Water Quality News

This section will be updated regularly with current news regarding drinking water, water quality, water tests and bottled water including articles from local newspapers and magazines regarding drinking water information, concerns and recommendations.

Text Box: Water-quality report should be in public light

Calgary Herald

Published: Friday, February 17, 2006 

Nervous government bureaucrats sitting on a 2004 evaluation of Alberta's water-treatment plants hope skeptical citizens will be satisfied to learn, "We didn't find any Walkertons out there." That's not nearly good enough.
One would hope the bar is higher than it was in an Ontario community where seven people died after drinking contaminated water.
It's not a convincing response, when a Carmangay treatment-plant operator has just been sentenced to three months house arrest for fudging water-quality records. One wonders quite what the report had to say about Carmangay in 2004 -- or other towns, for that matter.
There is reason for optimism. The Pembina Institute, hardly an apologist for the provincial government, says Alberta's overall surface water quality has improved significantly over the past 30 years, the effect of tougher pollution controls for both industry and municipal sewage plants.
Still, as Carmangay suggests (and Bragg Creek's ongoing boil-water advisory confirms), this benefit is not uniformly distributed.
No doubt, the government's reluctance to publish has to do with the $1.2 billion the president of the Alberta Association of Municipal Districts and Counties claims must be spent on water infrastructure. When so much else has been promised, it's an embarrassment to have such a basic need highlighted -- like finding one's roof needs repair, after one has spent the cash on a big-screen TV.
The situation speaks to this government's post-debt lack of plan, of which we have complained before. The time is ripe to review all capital spending, planned and requested, to ensure A-list priorities are attended to before those on the B-list.
Meanwhile, the politicians have had this report to themselves for long enough. Albertans have paid for it; those who are interested should be able to see it.

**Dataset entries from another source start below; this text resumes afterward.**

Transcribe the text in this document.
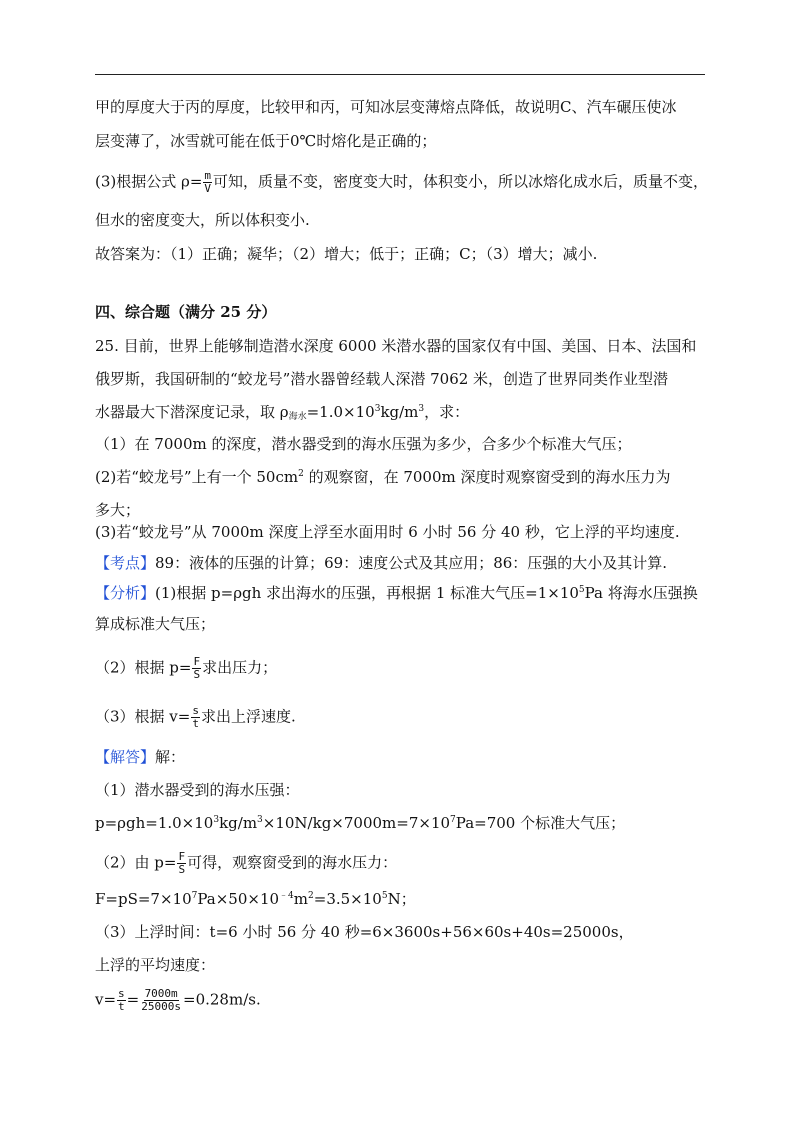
甲的厚度大于丙的厚度，比较甲和丙，可知冰层变薄熔点降低，故说明C、汽车碾压使冰
层变薄了，冰雪就可能在低于0℃时熔化是正确的；
(3)根据公式 $\rho= \frac{m}{V}$ 可知，质量不变，密度变大时，体积变小，所以冰熔化成水后，质量不变，
但水的密度变大，所以体积变小.
故答案为：（1）正确；凝华；（2）增大；低于；正确；C；（3）增大；减小.
四、综合题（满分 25 分）
25. 目前，世界上能够制造潜水深度 6000 米潜水器的国家仅有中国、美国、日本、法国和
俄罗斯，我国研制的“蛟龙号”潜水器曾经载人深潜 7062 米，创造了世界同类作业型潜
水器最大下潜深度记录，取 $\rho_{海水}=1.0\times 10^3kg/m^3$，求：
（1）在 7000m 的深度，潜水器受到的海水压强为多少，合多少个标准大气压；
(2)若“蛟龙号”上有一个 $50cm^2$ 的观察窗，在 7000m 深度时观察窗受到的海水压力为
多大；
(3)若“蛟龙号”从 7000m 深度上浮至水面用时 6 小时 56 分 40 秒，它上浮的平均速度.
【考点】89：液体的压强的计算；69：速度公式及其应用；86：压强的大小及其计算.
【分析】(1)根据 p=ρgh 求出海水的压强，再根据 1 标准大气压$=1\times 10^5Pa$ 将海水压强换
算成标准大气压；
（2）根据 $p= \frac{F}{S}$ 求出压力；
（3）根据 $v= \frac{s}{t}$ 求出上浮速度.
【解答】解：
（1）潜水器受到的海水压强：
$p=\rho gh=1.0\times 10^3kg/m^3\times 10N/kg\times 7000m=7\times 10^7Pa=700$ 个标准大气压；
（2）由 $p= \frac{F}{S}$ 可得，观察窗受到的海水压力：
$F=pS=7\times 10^7Pa\times 50\times 10^{﹣4}m^2=3.5\times 10^5N$；
（3）上浮时间：t=6 小时 56 分 40 秒=6×3600s+56×60s+40s=25000s，
上浮的平均速度：
$v= \frac{s}{t} = \frac{7000m}{25000s} =0.28m/s$.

Regional water lines urged

Infrastructure minister seeks cash to replace outdated plants

Renata D'Aliesio, Calgary Herald

Published: Friday, February 17, 2006 

Infrastructure Minister Lyle Oberg is looking for a chunk of this year's budget to change the way many Albertans receive their drinking water.
The time has come, Oberg said, to replace a patchwork of small water treatment plants with regional pipelines connecting cities such as Calgary and Lethbridge to neighbouring communities.
"We have to have a safe, secure supply of drinking water," Oberg said Thursday.
"It's going to cost quite a lot of dollars. It all depends on how many systems we're going to do, and we haven't established that at all yet."
Building regional pipelines is one of several recommendations in a yet to be released report of the province's first-ever look at the state of Alberta's drinking water.
Provincial environment officials examined 535 water treatment systems across the province. Problems and suggested solutions were outlined in a report in 2004, Pat Lang, acting director of the province's drinking water branch, told the Herald on Wednesday.
The report has been in the hands of several ministries, but never released publicly. Alberta Environment spokesman Robert Moyles said Thursday the province's findings will be unveiled shortly.
"This provides a road map for where we would go in the future," Moyles said. "What we had hoped to do as well . . . was indicate how we were going to take the first step."
That first step should have been releasing the findings long ago, said MLA Harry Chase, the Liberals' infrastructure critic.
"Transparency is absolutely critical," Chase said.
"What is in that report to hide? What is the significance of delaying that report?
"People need to have confidence in their most basic services -- water, electricity."
Moyles said the government isn't hiding the report.
"We have worked with municipalities over the last year and a half to make sure they're aware of what insight the report provides."
The report's recommendations call for the government to invest hundreds of millions of dollars over the next 10 years to upgrade water treatment plants, boost monitoring and build regional pipelines.
Many plants in small communities are out of date, requiring significant upgrades to meet new Alberta Environment standards. Even when the standards are met, communities are having a tough time finding and keeping water operators.
The government hasn't entered into any major building of regional water systems since the 1980s, Lang said.
A pipeline in Edmonton delivers treated water to about 40 neighbouring communities. The system is manned by staff and computers in Edmonton, reducing the number of operators required.
It's a model Oberg would like to repeat in other parts of Alberta. He said improving drinking water infrastructure is his top priority this year.
"What I'm attempting to do is ensure that as many regional supplies as possible come on tap," he said.
The number of pipelines will hinge on the money available in the coming provincial budget.
The current funding formula, requiring small communities to cover a quarter of the cost, is too financially onerous, said Don Johnson, president of the Alberta Association of Municipal Districts and Counties.
He has proposed to Oberg that the government pick up 95 per cent of the tab.
That's highly unlikely, Oberg said, but he agreed the province needs to take on more of the cost if it wants regional water systems to take shape.
"We have to make it attractive enough for the municipalities to join in," he said.